Sprint: Speculative Prefetching of Remote Data [abstract] (PDF)
Arun Raman, Greta Yorsh, Martin Vechev, and Eran Yahav
Proceedings of the 26th Annual ACM SIGPLAN Conference on
Object-Oriented Programming, Systems, Languages, and
Applications (OOPSLA), October 2011.
Based on work done during internship at IBM Research in
Summer 2010.
Remote data access latency is a significant performance bottleneck
in many modern programs that use remote databases and web services.
We present Sprint---a run-time system for optimizing such programs
by prefetching and caching data from remote sources in parallel to
the execution of the original program. Sprint separates the concerns
of exposing potentially-independent data accesses from the mechanism
for executing them efficiently in parallel or in a batch. In
contrast to prior work, Sprint can efficiently prefetch data in
the presence of irregular or input-dependent access patterns,
while preserving the semantics of the original program.
We used Sprint to automatically improve the performance of several
real-world Java programs that access remote databases (MySQL, DB2)

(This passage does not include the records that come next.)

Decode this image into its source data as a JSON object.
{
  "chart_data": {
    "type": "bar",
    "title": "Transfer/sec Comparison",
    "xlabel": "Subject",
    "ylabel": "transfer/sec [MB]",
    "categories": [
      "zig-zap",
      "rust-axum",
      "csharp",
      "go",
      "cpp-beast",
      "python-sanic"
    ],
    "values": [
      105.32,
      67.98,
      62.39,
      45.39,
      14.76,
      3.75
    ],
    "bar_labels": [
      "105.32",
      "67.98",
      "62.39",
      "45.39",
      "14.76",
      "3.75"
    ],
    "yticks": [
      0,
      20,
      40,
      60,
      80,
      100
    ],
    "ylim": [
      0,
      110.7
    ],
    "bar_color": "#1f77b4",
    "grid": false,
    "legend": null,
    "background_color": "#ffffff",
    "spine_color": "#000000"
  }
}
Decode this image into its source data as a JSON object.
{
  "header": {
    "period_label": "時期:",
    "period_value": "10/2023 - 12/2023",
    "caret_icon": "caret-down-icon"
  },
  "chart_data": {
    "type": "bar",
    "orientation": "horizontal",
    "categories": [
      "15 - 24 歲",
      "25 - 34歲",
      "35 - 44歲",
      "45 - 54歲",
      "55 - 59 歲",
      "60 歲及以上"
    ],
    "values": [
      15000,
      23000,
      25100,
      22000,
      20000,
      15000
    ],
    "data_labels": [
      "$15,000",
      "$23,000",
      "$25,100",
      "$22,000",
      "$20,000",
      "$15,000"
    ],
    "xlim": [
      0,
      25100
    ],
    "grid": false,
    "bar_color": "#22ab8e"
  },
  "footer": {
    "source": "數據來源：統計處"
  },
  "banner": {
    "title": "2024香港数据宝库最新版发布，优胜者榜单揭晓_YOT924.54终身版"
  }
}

and web services (Facebook, IBM's Yellow Pages). Sprint achieves
speedups ranging 2.4x to 15.8x over sequential execution, which are
comparable to those achieved by manually modifying the program for
asynchronous and batch execution of data accesses. Sprint provides a
simple interface that allows a programmer to plug in support for
additional data sources without modifying the client program.